From "The Call Of The Wild" ..Seven days from the time they pulled into Dawson, they dropped down the steep bank by the Barracks to the Yukon Trail, and pulled for Dyea and Salt Water. I wonder where the Barracks and Salt Water are located. I tried to find them out on a map, but only found the place of Dawson, Dyea, and Yukon Trail. Maybe "Salt Water" means the sea?
posted by mizukko to Travel & Transportation (4 answers total)
 
Could be either places that no longer exist (like boom towns/ghost towns) or even imaginary places.
posted by easily confused at 7:58 AM on October 20, 2011


Best answer: From Jack London's "To Build a Fire": This dark hair-line was the trail—the main trail—that led south five hundred miles to the Chilcoot Pass, Dyea, and salt water; and that led north seventy miles to Dawson, and still on to the north a thousand miles to Nulato, and finally to St. Michael on Bering Sea, a thousand miles and half a thousand more.

So yeah, the ocean.

Oh check this out: The barracks were the headquarters of the North-west Mounted Police situated on the steep bank of the Yukon River at Dawson . . . Upriver from Dawson, the trail led from Dyea or Skagway and the ocean ("Salt Water").
posted by elsietheeel at 8:08 AM on October 20, 2011


Apparently London was very precise about the geography of his books.

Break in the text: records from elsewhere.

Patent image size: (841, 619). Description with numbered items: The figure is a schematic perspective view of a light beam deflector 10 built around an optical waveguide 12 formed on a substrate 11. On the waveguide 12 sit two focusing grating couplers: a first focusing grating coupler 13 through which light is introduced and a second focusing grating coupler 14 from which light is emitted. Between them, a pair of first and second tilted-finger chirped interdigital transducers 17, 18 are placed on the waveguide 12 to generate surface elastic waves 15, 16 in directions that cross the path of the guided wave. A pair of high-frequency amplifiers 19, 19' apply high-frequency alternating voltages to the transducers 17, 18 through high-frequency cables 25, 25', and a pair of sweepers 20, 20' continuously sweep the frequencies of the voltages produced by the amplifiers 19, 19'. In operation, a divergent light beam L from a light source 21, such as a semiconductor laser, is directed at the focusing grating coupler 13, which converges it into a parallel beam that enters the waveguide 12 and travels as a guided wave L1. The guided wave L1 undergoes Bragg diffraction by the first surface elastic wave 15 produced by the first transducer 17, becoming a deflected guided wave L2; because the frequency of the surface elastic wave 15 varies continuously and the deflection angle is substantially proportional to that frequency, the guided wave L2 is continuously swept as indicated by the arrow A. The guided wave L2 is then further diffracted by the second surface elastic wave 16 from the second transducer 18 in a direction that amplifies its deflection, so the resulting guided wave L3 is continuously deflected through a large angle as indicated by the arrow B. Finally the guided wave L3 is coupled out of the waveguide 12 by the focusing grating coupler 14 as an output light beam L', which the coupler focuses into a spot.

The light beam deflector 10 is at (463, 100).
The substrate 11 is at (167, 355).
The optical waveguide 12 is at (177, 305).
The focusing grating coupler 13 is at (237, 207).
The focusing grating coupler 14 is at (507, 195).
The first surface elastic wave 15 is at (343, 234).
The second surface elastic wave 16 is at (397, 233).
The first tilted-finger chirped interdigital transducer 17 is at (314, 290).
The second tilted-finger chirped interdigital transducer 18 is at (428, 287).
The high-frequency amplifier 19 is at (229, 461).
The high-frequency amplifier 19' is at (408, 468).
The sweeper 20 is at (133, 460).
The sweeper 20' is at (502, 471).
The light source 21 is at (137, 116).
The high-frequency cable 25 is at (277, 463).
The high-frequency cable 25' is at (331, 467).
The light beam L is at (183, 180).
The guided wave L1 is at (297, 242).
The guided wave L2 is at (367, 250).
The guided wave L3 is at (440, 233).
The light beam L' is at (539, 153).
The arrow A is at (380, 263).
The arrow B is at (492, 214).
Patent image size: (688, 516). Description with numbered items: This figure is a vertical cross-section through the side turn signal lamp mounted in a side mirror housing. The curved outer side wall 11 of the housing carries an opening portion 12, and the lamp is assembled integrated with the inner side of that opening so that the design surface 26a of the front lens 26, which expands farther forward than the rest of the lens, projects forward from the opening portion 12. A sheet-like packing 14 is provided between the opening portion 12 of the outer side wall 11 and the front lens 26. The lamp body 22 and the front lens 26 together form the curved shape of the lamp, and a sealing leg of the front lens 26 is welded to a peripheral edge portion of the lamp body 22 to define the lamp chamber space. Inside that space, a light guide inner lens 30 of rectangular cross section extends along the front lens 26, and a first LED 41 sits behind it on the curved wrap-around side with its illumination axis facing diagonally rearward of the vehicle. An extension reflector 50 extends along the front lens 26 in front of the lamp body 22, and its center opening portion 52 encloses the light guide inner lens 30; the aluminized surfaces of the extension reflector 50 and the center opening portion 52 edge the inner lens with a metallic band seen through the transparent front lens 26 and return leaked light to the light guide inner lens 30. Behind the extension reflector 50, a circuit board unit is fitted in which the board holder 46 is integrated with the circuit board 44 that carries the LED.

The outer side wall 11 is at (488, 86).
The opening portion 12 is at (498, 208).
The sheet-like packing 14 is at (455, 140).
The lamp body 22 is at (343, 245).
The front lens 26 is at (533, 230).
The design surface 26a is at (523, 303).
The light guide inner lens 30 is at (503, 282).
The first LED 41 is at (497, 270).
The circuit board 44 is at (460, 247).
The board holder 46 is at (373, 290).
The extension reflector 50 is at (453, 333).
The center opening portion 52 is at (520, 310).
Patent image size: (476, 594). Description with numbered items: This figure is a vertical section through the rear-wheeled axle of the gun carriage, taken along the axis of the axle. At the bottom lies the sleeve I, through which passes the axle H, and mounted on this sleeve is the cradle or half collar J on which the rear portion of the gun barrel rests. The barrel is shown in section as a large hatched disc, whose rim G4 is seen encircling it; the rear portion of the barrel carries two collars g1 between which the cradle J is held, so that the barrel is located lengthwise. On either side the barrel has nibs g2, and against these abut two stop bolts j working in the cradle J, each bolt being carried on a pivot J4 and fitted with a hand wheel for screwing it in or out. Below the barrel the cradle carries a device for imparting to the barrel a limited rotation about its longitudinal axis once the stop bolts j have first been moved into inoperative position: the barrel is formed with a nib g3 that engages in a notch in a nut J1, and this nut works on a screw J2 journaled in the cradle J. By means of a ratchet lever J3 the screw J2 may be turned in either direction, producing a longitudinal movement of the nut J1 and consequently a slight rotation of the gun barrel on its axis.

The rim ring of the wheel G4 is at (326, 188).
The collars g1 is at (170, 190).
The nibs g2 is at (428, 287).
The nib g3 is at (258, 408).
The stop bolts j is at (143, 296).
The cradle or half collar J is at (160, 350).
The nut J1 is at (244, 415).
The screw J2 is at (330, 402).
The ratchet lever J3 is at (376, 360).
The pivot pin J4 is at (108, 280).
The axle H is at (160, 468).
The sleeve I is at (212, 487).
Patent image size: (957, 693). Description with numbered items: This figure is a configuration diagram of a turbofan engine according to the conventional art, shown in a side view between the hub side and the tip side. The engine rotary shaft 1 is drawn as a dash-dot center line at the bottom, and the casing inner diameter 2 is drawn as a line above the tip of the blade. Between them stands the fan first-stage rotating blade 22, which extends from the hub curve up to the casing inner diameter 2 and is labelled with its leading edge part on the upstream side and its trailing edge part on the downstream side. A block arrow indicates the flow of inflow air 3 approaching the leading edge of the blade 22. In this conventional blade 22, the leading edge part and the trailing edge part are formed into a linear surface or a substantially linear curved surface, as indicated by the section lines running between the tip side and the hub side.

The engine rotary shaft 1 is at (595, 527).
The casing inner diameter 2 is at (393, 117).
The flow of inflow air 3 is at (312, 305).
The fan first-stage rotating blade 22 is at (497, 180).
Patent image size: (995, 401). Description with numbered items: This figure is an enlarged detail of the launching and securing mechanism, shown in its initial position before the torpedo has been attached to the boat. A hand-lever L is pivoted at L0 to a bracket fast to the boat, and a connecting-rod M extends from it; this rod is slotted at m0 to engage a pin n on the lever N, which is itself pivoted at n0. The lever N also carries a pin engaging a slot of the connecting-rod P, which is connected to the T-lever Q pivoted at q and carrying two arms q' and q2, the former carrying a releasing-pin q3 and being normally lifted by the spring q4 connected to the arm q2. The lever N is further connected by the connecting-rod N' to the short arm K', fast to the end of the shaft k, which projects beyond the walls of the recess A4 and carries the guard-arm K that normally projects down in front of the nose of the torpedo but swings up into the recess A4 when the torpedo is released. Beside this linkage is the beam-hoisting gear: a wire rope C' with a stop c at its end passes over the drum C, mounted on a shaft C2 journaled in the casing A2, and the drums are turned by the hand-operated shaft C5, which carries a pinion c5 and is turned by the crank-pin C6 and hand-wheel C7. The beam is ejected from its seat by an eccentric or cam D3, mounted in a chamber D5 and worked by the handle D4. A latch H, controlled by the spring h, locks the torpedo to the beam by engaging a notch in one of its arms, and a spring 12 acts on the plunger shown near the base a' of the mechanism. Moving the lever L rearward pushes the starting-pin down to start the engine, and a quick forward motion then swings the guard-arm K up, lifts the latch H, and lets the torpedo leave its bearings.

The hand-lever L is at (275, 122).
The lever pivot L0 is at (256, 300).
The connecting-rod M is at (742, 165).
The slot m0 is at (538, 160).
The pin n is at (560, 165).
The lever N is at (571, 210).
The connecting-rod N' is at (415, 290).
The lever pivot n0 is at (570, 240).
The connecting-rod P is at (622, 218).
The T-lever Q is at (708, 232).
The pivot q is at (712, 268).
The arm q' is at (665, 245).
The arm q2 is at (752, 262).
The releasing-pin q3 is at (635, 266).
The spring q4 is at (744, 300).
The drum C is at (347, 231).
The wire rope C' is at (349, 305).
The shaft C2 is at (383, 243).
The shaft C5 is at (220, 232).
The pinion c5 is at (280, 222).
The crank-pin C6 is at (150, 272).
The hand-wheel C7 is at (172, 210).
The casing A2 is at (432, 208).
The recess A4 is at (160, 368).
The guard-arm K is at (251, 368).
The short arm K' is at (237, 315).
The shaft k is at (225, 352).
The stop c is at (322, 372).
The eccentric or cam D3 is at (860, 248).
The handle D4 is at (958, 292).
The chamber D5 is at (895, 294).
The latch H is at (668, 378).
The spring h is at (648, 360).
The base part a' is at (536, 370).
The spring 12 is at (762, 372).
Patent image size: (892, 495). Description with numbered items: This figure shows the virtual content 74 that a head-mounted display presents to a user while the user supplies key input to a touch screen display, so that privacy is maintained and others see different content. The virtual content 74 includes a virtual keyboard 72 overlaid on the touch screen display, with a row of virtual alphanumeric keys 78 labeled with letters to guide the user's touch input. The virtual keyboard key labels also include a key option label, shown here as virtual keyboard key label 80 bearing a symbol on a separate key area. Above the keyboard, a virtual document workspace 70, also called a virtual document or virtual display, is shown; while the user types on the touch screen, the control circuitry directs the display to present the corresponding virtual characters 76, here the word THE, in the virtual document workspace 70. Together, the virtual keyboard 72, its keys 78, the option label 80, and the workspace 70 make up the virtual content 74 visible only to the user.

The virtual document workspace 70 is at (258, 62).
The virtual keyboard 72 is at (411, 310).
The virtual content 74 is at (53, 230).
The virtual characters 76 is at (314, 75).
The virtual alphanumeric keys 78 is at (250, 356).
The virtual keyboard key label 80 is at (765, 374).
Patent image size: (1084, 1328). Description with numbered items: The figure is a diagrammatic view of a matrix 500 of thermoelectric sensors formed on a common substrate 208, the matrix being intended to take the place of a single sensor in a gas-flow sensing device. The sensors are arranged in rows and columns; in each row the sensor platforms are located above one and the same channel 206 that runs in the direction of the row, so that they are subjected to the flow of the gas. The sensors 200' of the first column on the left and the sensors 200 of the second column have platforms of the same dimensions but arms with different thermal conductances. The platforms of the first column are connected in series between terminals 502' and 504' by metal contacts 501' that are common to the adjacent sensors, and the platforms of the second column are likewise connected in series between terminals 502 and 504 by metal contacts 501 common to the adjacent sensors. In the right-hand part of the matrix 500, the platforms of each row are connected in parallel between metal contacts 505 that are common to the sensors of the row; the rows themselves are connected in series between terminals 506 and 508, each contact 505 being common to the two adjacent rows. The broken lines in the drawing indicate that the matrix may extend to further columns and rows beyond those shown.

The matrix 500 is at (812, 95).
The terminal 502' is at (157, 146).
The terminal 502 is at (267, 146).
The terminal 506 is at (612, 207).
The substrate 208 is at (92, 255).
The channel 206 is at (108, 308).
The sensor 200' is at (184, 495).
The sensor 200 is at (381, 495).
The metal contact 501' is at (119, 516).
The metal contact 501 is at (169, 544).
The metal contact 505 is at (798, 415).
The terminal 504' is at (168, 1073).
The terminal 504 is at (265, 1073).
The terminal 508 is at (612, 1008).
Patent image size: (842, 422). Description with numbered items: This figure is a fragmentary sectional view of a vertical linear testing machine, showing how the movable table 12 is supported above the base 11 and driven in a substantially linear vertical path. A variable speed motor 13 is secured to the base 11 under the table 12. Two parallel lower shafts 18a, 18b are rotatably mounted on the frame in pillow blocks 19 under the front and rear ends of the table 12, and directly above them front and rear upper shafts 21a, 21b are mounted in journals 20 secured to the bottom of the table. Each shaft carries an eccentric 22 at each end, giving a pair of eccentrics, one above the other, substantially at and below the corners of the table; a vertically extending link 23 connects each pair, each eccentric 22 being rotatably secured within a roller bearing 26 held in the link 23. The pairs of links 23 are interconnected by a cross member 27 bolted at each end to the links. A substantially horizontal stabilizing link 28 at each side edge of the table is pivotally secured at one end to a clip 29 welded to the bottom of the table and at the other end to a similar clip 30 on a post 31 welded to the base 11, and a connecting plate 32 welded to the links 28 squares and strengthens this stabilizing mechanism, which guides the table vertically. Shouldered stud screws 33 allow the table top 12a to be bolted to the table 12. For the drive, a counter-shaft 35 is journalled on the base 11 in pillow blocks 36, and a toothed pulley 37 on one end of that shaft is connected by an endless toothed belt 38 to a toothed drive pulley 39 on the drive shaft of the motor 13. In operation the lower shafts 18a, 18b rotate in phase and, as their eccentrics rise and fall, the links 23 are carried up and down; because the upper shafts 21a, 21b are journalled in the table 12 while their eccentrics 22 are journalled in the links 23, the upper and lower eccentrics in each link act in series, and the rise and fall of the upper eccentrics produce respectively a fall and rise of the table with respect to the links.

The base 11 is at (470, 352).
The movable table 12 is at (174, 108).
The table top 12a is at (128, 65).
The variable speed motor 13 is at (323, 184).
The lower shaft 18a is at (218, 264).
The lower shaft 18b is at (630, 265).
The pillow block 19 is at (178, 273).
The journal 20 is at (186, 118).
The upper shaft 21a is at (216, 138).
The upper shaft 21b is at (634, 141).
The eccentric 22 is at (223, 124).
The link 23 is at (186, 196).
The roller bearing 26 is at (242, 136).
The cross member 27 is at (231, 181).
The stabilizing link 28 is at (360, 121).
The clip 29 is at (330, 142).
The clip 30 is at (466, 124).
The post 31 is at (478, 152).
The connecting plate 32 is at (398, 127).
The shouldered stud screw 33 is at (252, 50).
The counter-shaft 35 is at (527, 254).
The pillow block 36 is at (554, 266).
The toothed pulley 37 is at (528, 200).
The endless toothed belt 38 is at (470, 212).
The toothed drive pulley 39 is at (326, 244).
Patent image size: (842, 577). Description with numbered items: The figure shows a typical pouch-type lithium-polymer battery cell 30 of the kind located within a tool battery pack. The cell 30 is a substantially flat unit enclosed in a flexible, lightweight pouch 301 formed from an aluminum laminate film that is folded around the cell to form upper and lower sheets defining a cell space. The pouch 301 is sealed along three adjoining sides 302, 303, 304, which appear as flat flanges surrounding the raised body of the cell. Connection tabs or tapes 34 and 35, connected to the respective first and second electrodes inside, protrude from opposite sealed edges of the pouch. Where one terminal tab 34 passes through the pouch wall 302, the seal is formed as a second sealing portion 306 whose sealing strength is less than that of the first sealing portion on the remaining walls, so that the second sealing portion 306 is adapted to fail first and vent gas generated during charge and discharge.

The author I linked to has published an illustrated companion to the book, so maybe you can find a copy on the Internets.
posted by KokuRyu at 8:08 AM on October 20, 2011


The only American military outpost in Alaska at that time was Fort Seward in Haines. The Canadians had an outpost near the top of the Chilkoot Pass. People entering Canada had to have a certain amount of food provisions to be allowed in. It was more of an outpost than anything else. I think that elsietheeel has it.

There is nothing near Skagway/Dyea but mountains and the ocean so London had to have been referring to the ocean.